The Aviary Gate by Katie Hickman
The Sultan's harem, Constantinople, 1599. One of the major eunuchs lies dying – his mind drifting back through his poisoned pain to the days when he was created, as it were. You may well spend many mental exertions on working out who has tried to kill him – indeed the book would be a complete waste of time if you didn't – for there any many people in the harem with malicious intent, evil stories to tell and finish off; everyone out of necessity has changed their name, and some people aren't even supposed to be there at all.
|The Aviary Gate by Katie Hickman|
|Category: Historical Fiction|
|Reviewer: John Lloyd|
|Summary: A girl trapped in a Turkish harem, and the diplomats after her rescue; a eunuch struggling to stay alive; a whole mishmash of mystery and romance over the centuries combine in a very light-weight if well-researched story. The feminine bent is noticeable, as is the lack of great entertainment.|
|Buy? Maybe||Borrow? Yes|
|Pages: 448||Date: February 2009|
|Publisher: Bloomsbury Publishing PLC|
Elsewhere some English trade ambassadors – diplomats, but with big business interests more at heart – are overlooking the city, waiting anxiously. An immense gift to the Sultan has suffered on the voyage to Asia, and needs mending before a grandiloquent reveal can be done. This will thrust their interests way ahead of their French and Venetian rivals; but they also have more on their minds – the rescue of someone who, in a tired-in-Shakespeare's-day plot device, is one of those people not intended to be in the harem.
And in modern-day Oxford, a plot disappointingly heavy on exposition and incredibly clunky romance, will add to and intertwine with the 16th century love and mystery stories.

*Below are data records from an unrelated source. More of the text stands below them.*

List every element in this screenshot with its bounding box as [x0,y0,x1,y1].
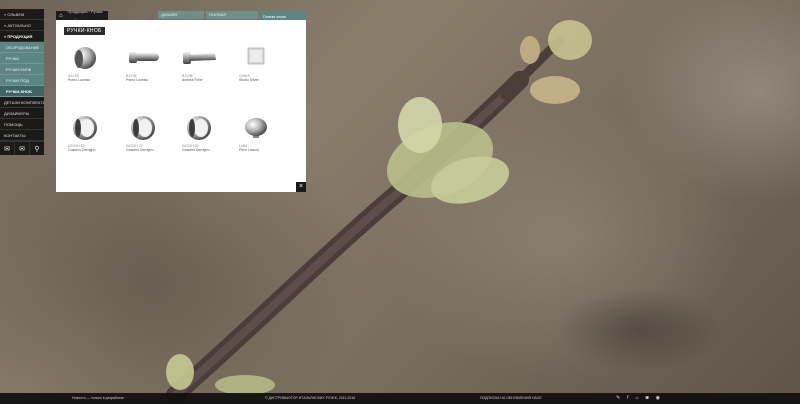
product-name: Andrea Forte [182,78,203,82]
product-image[interactable] [179,112,219,142]
product-name: Gustavo Derrigno [126,148,154,152]
sidebar-subitem[interactable]: РУЧКИ-ПОД [0,75,44,86]
product-card[interactable]: A1C55 Pomo Lucesio [60,42,110,92]
product-image[interactable] [65,42,105,72]
footer-subscribe[interactable]: ПОДПИСКА НА ОБНОВЛЕНИЯ НАСЕ [480,393,542,404]
product-panel: РУЧКИ-КНОБ A1C55 Pomo Lucesio B1V35 Pomo Lu… [56,20,306,192]
product-image[interactable] [123,42,163,72]
tab-full[interactable]: ПОЛНАЯ [206,11,258,19]
sidebar-item[interactable]: КОНТАКТЫ [0,130,44,141]
product-card[interactable]: D2G2H 60 Gustavo Derrigno [174,112,224,162]
sidebar: « ОЛЬВЕМ» АКТУАЛЬНО» ПРОДУКЦИЯ ОБОРУДОВАН… [0,9,44,155]
product-image[interactable] [65,112,105,142]
product-image[interactable] [123,112,163,142]
facebook-icon[interactable]: f [627,393,628,404]
product-name: Gustavo Derrigno [182,148,210,152]
sidebar-subitem[interactable]: РУЧКИ [0,53,44,64]
product-card[interactable]: D2G2H 70 Gustavo Derrigno [118,112,168,162]
sidebar-subitem[interactable]: РУЧКИ-КНОБ [0,64,44,75]
close-button[interactable]: × [296,182,306,192]
search-icon[interactable]: ⚲ [30,142,44,155]
share-icon[interactable]: ⌂ [636,393,639,404]
sidebar-icon-row: ✉ ✉ ⚲ [0,141,44,155]
sidebar-subitem[interactable]: ОБОРУДОВАНИЕ [0,42,44,53]
sidebar-item[interactable]: ДИЗАЙНЕРЫ [0,108,44,119]
product-card[interactable]: D2G2H 85 Gustavo Derrigno [60,112,110,162]
footer: Новости — только в разработке © ДИСТРИБЬ… [0,393,800,404]
mail-icon[interactable]: ✉ [0,142,15,155]
social-links: ✎ f ⌂ ◙ ◉ [616,393,660,404]
sidebar-item[interactable]: ДЕТАЛИ КОМПЛЕКТА [0,97,44,108]
tab-design[interactable]: ДИЗАЙН [158,11,204,19]
footer-copyright: © ДИСТРИБЬЮТОР ИТАЛЬЯНСКИХ РУЧЕК, 2011-2… [265,396,356,400]
sidebar-item[interactable]: » ПРОДУКЦИЯ [0,31,44,42]
sidebar-item[interactable]: ПОМОЩЬ [0,119,44,130]
rss-icon[interactable]: ◉ [656,393,660,404]
product-name: Studio Silver [239,78,259,82]
product-card[interactable]: CHKIA Studio Silver [231,42,281,92]
product-name: Pomo Lucesio [126,78,149,82]
camera-icon[interactable]: ◙ [646,393,649,404]
product-image[interactable] [236,112,276,142]
sidebar-subitem[interactable]: РУЧКИ-КНОБ [0,86,44,97]
feather-icon[interactable]: ✎ [616,393,620,404]
panel-title: РУЧКИ-КНОБ [64,27,105,35]
product-image[interactable] [179,42,219,72]
product-card[interactable]: B1V35 Andrea Forte [174,42,224,92]
message-icon[interactable]: ✉ [15,142,30,155]
breadcrumb: ⌂ Продукция › Ручки-кноб [56,9,108,23]
product-card[interactable]: B1V35 Pomo Lucesio [118,42,168,92]
sidebar-item[interactable]: » АКТУАЛЬНО [0,20,44,31]
product-name: Piero Lissoni [239,148,260,152]
product-image[interactable] [236,42,276,72]
product-name: Pomo Lucesio [68,78,91,82]
footer-news[interactable]: Новости — только в разработке [72,393,124,404]
product-card[interactable]: LH61 Piero Lissoni [231,112,281,162]
product-name: Gustavo Derrigno [68,148,96,152]
sidebar-item[interactable]: « ОЛЬВЕМ [0,9,44,20]
home-icon[interactable]: ⌂ [59,13,65,19]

The main thriller side of things however does remain that set in the well-portrayed world of the House of Felicity – and it's all made harder by the setting. Consider how nearly everybody in the story is female, and then try the old cherchez la femme rule! This side to the book is the main selling point for sure.
Also of note is the difference in style between the claustrophobic, dark, interior world of the harem and the modern days, with the consistent weather reports, openness and expanding horizons of that strand.
However there is a great feeling that this is all designed to be one of those books that reading groups relish. The gentle-gentle thriller side of things, a bit of exotic sexuality, a definitively strange setting, and a centuries-old romance revisited, with the modern day life only making the past sections even more alien.
And there are flaws on all sides. The setting of the harem is well done, but the detail of the life there shows its research far too clunkily – as do the cameos from the Arabic astronomer. Only occasionally does either side break from an average level of interest and entertainment, and the slipping from past to present and back should have added more than it does.
There are things to note on the positive side, however. You might not credit before the start how small the Sultan's role would be, with the power behind the throne that is his mother much more to the fore, and the spirit of her character imbuing the institution so finely. However while talking about characterisation, can we forgive the lumpen feeling that is there when we are without the louche Carew? Similarly, it is obvious how the gender of the audience is expected to divide – all the major male characters in the book do what they do for love, the rest are very thinly drawn, and it is down to the females to solve all the mysteries, or provide them for the future world to revisit.
It is good to see in a historical novel like this how many people among the dramatis personae are borrowed from real life, and there is on the whole a suitably high level of reality to the book. It is just that the amount of research and background thinking the author has given to the book should create something much better than this. The modern love story is the biggest disappointment, in a book that intends to sweep one of one's feet and immerse us in a thrillingly taut thriller mystery with romantic asides.
I never felt like sweeping it into the bin, and I admit I admired the rush and joy of the conclusions, peppered as they were by the more poignant poised pauses, but on the whole I could not recommend the book with any honesty. I would still like to thank Bloomsbury for sending a copy to the Bookbag to review – I am sure they have a hit on their hands, but a lightweight one. I can imagine those who pick books undemandingly in herds – and subsequently decorate charity shops across the land just months later – finding much in this slight saga, which definitely was not for me.
If this type of book does appeal to you then we can recommend Ghostwalk by Rebecca Stott.